“Poor Drummond!” replied the colonel, with a mournful shake of his head: “it is just as I thought. He has almost owned it, in fact. He is seriously smitten with one of those Challoner girls, and before long there will be a wedding in the place.”
“Now, father, this is just one of your whimsies,” replied Elizabeth, placidly. “Mr. Drummond is going to have his favorite sister, Grace, to live with him and keep his house. He told me so himself; and that does not look as though he expected to bring home a wife. So you may just put this idea out of your head.” But, though Elizabeth was well aware of the truth of her words, that no new mistress was to come to the vicarage, still her fine sympathy and unerring woman’s divination had read the meaning of the young vicar’s clouded brow, and she knew that he, too, had to try and be grateful for “the blessings that went over his head.”
Archie’s grand and somewhat heroic speech failed in its effect, as far as the colonel was concerned. Elizabeth was right in saying her father was longing to know the Challoners. The old man’s fancy had been mightily taken by the girls; but for Hammond, for his boy’s sake, he was capable of any amount of self-denial. Once he was sorely tempted to give in. When turning the corner of the Braidwood Road, not far from his own house, he came suddenly upon his daughter, who was standing on the side-path, talking to Dulce.
Dulce, who always seemed a sort of reflection and shadow of 283 her sisters, and who withdrew somewhat in the background, obscured a little by Nan’s beauty and Phillis’s sprightliness, was nevertheless in her way a most bewitching little maiden.
“There comes my father!” observed Elizabeth, tranquilly, never doubting that he would join them; and Dulce looked up a little shy and fluttered from under her broad-brimmed hat; for she had taken a fancy to the colonel, with his white moustache and kindly inquisitive eyes. He was a sort of hero in her fancy; and Dulce loved heroes,—especially when they wore a medal.
Colonel Middleton saw the little girl dimpling and blushing with pleasure, and his old heart thumped a little with excitement and the conflict of feeling: the innocent child-look appealed to his fatherly sympathies. There was a moment’s wavering; then he lifted his white hat, with a muttered “Good-morning,” and the next minute he was walking on with squared shoulders and tremendous energy.

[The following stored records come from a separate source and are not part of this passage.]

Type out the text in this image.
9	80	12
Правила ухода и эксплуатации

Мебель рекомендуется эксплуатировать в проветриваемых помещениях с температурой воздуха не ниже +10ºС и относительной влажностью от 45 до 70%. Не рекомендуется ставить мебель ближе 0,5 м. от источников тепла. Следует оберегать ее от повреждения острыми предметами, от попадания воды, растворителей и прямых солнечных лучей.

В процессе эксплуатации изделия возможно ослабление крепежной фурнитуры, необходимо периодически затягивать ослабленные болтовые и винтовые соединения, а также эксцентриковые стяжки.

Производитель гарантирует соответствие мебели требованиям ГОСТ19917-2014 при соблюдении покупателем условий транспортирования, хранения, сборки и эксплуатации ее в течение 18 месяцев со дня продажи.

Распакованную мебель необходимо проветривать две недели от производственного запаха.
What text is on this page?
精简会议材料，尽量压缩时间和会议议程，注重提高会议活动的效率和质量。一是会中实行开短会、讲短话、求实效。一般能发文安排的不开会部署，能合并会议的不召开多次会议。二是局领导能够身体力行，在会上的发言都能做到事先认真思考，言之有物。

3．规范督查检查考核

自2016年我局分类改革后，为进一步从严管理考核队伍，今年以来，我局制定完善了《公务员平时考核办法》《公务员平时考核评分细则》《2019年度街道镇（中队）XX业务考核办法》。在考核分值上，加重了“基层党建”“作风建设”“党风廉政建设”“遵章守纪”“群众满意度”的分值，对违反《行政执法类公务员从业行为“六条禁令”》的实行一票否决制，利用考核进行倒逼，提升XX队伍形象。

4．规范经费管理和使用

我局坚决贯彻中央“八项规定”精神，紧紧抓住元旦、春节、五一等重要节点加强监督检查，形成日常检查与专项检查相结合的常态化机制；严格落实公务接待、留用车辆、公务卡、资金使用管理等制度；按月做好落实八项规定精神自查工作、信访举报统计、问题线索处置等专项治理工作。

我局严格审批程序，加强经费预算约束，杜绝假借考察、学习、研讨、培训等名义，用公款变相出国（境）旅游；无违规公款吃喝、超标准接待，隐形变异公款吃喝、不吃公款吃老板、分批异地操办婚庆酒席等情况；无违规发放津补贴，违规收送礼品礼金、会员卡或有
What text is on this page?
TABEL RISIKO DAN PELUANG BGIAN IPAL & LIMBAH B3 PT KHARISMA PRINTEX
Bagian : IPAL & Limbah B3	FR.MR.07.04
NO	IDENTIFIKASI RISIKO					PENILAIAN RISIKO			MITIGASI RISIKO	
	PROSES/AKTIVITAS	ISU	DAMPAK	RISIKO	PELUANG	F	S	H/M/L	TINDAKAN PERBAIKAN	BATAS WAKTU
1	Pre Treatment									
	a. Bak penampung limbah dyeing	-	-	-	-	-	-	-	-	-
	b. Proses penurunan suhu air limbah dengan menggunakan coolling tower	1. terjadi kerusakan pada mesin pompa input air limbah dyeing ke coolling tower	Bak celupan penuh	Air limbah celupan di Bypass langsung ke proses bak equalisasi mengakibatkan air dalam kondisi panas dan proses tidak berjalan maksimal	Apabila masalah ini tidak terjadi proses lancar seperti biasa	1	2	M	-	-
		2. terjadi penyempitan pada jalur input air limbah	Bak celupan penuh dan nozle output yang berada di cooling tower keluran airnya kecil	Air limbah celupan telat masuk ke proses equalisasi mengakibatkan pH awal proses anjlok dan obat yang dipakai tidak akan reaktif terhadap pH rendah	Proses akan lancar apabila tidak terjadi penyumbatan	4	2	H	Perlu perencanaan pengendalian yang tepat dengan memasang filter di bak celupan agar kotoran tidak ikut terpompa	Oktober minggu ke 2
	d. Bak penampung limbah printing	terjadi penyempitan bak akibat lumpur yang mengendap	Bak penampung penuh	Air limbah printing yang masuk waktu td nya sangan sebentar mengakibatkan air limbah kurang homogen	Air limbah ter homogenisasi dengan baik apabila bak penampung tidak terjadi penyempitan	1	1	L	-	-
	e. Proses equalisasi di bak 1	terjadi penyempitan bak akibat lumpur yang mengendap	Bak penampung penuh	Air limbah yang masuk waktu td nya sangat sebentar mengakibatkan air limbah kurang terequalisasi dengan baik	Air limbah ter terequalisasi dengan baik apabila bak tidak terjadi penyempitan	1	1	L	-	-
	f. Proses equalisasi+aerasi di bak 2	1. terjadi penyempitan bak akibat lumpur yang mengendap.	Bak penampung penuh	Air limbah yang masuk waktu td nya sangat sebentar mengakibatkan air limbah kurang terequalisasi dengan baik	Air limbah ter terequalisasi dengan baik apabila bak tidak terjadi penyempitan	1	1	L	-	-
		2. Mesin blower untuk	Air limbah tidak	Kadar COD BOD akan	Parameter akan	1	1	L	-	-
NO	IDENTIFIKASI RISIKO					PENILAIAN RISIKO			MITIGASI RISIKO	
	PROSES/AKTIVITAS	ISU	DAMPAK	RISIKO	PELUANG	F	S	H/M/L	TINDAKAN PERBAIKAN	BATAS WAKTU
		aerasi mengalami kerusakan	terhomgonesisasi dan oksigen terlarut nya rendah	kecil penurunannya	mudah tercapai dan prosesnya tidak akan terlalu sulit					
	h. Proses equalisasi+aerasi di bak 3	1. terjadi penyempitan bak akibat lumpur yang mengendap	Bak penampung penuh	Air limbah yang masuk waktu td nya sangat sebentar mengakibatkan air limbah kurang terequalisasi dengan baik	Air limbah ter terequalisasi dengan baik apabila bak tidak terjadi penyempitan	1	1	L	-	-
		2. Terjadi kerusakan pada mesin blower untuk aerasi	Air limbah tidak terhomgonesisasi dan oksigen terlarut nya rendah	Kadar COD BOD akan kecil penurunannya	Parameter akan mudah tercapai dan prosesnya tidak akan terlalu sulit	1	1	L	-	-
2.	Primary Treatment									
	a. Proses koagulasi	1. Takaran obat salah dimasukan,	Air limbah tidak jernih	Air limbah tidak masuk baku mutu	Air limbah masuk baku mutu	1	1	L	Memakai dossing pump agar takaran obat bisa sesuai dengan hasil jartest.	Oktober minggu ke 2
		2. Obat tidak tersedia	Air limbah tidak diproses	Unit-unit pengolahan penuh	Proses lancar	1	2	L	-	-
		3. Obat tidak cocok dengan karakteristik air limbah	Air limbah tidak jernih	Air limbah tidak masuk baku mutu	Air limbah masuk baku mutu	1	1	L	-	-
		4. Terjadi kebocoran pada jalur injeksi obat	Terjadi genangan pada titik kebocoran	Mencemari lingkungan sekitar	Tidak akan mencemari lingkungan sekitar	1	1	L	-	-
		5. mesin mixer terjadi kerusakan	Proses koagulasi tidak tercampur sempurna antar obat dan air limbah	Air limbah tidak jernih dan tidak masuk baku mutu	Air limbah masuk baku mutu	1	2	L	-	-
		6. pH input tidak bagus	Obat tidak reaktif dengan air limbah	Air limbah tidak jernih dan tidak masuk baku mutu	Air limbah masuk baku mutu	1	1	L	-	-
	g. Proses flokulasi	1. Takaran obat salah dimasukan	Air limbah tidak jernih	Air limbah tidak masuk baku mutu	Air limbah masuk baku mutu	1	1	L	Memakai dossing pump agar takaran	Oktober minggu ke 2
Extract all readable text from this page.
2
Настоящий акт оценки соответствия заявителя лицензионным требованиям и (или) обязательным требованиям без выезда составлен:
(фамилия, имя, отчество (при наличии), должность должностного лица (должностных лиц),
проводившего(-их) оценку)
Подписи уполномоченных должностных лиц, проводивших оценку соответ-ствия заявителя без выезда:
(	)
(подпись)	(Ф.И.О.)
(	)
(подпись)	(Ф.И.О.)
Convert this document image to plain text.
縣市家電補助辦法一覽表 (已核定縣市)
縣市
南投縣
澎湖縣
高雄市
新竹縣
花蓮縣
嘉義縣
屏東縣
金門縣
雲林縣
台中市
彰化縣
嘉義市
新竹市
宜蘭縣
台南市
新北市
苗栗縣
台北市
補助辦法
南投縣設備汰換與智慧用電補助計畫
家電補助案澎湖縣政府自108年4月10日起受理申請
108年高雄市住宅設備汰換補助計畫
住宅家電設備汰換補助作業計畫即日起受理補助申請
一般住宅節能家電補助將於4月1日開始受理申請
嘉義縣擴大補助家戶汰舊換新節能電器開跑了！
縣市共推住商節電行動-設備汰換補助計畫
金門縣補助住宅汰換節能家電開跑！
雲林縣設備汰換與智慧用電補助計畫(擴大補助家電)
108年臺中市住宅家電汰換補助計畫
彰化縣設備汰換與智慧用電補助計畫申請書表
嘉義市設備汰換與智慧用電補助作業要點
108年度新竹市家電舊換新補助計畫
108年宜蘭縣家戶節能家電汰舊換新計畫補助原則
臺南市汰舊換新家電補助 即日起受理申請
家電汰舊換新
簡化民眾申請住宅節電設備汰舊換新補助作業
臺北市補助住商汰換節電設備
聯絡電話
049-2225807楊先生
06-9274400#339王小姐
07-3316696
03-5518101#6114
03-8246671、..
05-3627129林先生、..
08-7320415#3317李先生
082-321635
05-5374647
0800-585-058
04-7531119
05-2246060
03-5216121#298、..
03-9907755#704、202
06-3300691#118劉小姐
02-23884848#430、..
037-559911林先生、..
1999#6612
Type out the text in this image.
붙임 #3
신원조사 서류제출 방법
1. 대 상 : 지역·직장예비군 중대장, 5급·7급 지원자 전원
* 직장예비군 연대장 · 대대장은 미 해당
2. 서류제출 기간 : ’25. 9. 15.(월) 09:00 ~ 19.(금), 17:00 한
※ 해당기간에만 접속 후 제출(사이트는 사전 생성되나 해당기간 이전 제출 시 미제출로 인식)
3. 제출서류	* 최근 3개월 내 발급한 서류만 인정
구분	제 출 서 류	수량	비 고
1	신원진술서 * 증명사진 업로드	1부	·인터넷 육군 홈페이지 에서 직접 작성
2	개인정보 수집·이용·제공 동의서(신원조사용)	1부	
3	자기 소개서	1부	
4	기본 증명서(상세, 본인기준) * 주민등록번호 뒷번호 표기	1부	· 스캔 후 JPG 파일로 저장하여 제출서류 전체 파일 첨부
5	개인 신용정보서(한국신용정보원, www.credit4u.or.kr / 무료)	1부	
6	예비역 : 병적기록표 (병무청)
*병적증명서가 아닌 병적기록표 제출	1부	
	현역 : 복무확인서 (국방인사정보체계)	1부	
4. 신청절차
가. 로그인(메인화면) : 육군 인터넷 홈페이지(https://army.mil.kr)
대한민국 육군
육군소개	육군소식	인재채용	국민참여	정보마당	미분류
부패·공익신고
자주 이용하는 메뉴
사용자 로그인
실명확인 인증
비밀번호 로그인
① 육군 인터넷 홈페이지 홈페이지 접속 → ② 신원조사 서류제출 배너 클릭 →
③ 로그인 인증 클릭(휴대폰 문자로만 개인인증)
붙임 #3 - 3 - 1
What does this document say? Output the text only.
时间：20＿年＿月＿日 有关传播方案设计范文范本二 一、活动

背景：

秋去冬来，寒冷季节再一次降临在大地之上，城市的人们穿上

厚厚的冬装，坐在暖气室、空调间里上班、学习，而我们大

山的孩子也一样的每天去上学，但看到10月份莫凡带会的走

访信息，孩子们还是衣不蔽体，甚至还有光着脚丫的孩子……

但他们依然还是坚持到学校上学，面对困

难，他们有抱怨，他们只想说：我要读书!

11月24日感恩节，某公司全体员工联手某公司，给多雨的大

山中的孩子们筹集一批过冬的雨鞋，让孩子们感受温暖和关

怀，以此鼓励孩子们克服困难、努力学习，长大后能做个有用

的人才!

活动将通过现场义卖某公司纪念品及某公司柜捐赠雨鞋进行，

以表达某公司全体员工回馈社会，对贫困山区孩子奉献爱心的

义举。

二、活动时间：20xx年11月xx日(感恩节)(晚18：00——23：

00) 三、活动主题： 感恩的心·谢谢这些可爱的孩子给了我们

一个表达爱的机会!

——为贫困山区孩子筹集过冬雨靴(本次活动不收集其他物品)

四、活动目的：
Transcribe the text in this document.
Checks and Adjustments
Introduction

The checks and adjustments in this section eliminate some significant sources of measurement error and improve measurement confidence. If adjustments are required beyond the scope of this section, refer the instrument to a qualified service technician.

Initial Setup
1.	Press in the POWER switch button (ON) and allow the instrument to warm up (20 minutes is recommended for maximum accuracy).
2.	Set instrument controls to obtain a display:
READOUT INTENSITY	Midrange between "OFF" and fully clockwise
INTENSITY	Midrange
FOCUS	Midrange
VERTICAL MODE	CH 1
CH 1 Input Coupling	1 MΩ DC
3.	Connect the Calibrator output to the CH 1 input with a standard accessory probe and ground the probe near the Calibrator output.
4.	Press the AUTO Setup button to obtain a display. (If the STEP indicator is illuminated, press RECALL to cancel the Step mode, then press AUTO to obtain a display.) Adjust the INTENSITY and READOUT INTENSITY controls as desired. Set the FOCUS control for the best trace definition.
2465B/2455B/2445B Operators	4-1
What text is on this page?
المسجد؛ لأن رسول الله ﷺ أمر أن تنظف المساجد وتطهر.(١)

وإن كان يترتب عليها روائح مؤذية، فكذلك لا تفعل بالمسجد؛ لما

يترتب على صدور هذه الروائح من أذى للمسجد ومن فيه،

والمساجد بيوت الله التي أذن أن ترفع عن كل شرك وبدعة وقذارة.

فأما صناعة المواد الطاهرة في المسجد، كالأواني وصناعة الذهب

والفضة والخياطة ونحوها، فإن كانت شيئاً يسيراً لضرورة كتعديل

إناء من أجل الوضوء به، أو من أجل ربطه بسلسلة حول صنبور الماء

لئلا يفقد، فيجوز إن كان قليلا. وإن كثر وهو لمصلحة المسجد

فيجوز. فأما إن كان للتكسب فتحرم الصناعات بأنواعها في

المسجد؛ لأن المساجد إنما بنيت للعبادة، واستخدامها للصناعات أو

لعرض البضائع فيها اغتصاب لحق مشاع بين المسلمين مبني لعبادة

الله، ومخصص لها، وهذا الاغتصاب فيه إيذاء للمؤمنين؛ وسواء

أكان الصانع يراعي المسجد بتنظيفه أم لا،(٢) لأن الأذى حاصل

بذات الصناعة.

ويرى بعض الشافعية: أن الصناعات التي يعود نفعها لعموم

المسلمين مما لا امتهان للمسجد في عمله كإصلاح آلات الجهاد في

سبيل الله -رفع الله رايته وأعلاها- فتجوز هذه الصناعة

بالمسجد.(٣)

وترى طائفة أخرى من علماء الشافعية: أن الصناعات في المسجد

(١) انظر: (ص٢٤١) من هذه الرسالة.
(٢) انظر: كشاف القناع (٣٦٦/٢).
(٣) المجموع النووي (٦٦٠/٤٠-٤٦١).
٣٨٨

Poor little Dulce’s lip quivered with disappointment: she thought it hard, when other people were so kind to them. Elizabeth said nothing; but she bade the child good-bye with greater tenderness than usual, and sent all sort of messages to her mother and Nan.
The colonel, meanwhile, had retreated into the house, and was opening his papers with more than his usual fuss.
“It is for Hammond,” he murmured to himself. “When one has boys, one must do one’s duty by them; but it was confoundedly hard, by Jove!” And all the remainder of the day a pair of appealing eyes seemed to reproach him with unkindness. But Elizabeth never said a word; it was not her place to find fault with her father.